Let's start with a table to store this index:
MySQL> show create table domain_substrings \G
*************************** 1. row ***************************
Table: domain_substrings
Create Table: CREATE TABLE `domain_substrings` (
`trigram` varchar(3) NOT NULL,
`id` int(11) NOT NULL,
PRIMARY KEY (`trigram`,`id`),
KEY `id` (`id`)
) ENGINE=InnoDB DEFAULT CHARSET=utf8
1 row in set (0.00 sec)
The work of maintaining this index is too large for this blog post and is left as an exercise for the reader.
How do we use this index in a query?
Let's start with finding all possible domain IDs that might match our query:
MySQL> select
id
from
domain_substrings
where
trigram in ('dro','row','own')
group by id;
+---------+
| id |
+---------+
| 5 |
| 6 |
| 7 |
| 11 |
...
+---------+
15468 rows in set (0.05 sec)
Ok, that's better than 2 million, but that's still a lot of results. Can we narrow that down a bit?
MySQL> select
s1.id
from
domain_substrings s1
inner join domain_substrings s2 using (id)
inner join domain_substrings s3 using (id)
where
s1.trigram='dro' and s2.trigram='row' and s3.trigram='own';
+--------+
| id |
+--------+
| 111987 |
| 326022 |
| 338147 |
| 338148 |
| 430802 |
| 488584 |
| 603300 |
| 632624 |
| 637830 |
+--------+
9 rows in set (0.01 sec)
This uses 3 self-joins of the domain_substrings index to find the domain IDs that have all three trigrams in them. This found 9 possible matches in only 10ms. All we need now is to join those results to the domain table to find the matching domains and print out the fqdns:
MySQL> select
domains.fqdn
from
domain_substrings s1
inner join domain_substrings s2 using (id)

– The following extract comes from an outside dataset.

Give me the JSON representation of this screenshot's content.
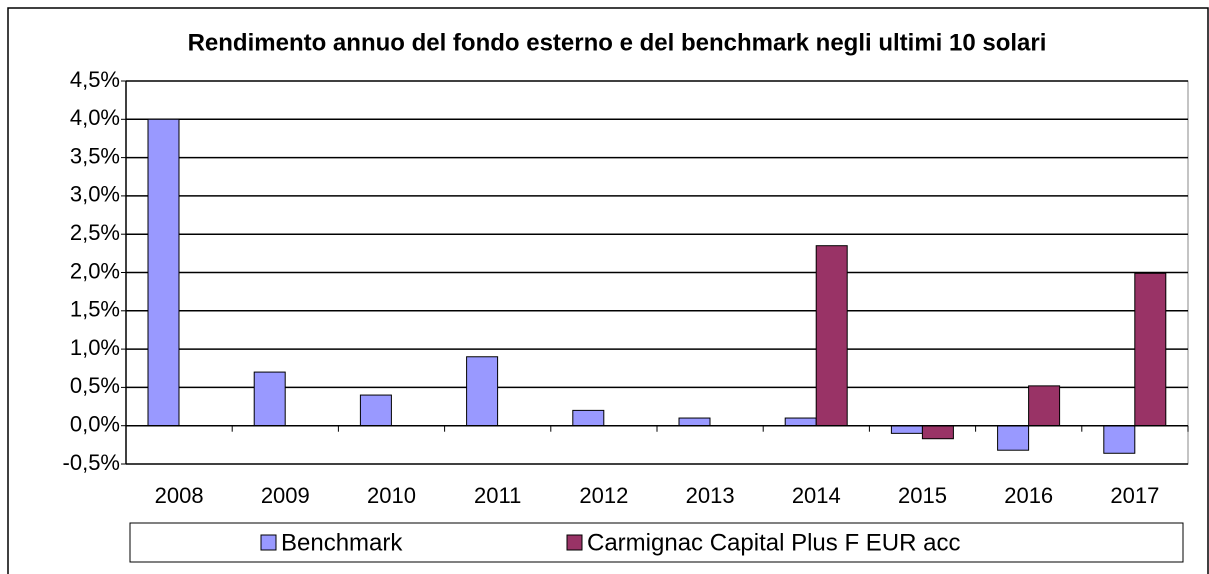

inner join domain_substrings s3 using (id)
inner join domains using (id)
where
s1.trigram='dro' and s2.trigram='row' and s3.trigram='own' and
domains.fqdn like '%drown%';
+--------------+
| fqdn |
+--------------+
| drown.org |
| rs.drown.org |
+--------------+
2 rows in set (0.01 sec)
The whole query now only takes 10ms compared to the 780ms before.
What are some other ways to solve this?
If your dataset is large enough, you might want to do this outside of a database. Apache Lucene can do n-gram token indexes and Elasticsearch is a common API layer on top of Lucene that scales to very large datasets.
I did not consider MySQL's older (non n-gram based) Full-Text index because it is designed for documents with spaces between words, which is not how domain names are structured.
Summary
We explored trigram indexes and how they can dramatically speed up substring searches on a list of domain names. Hopefully you've learned something about how trigrams work.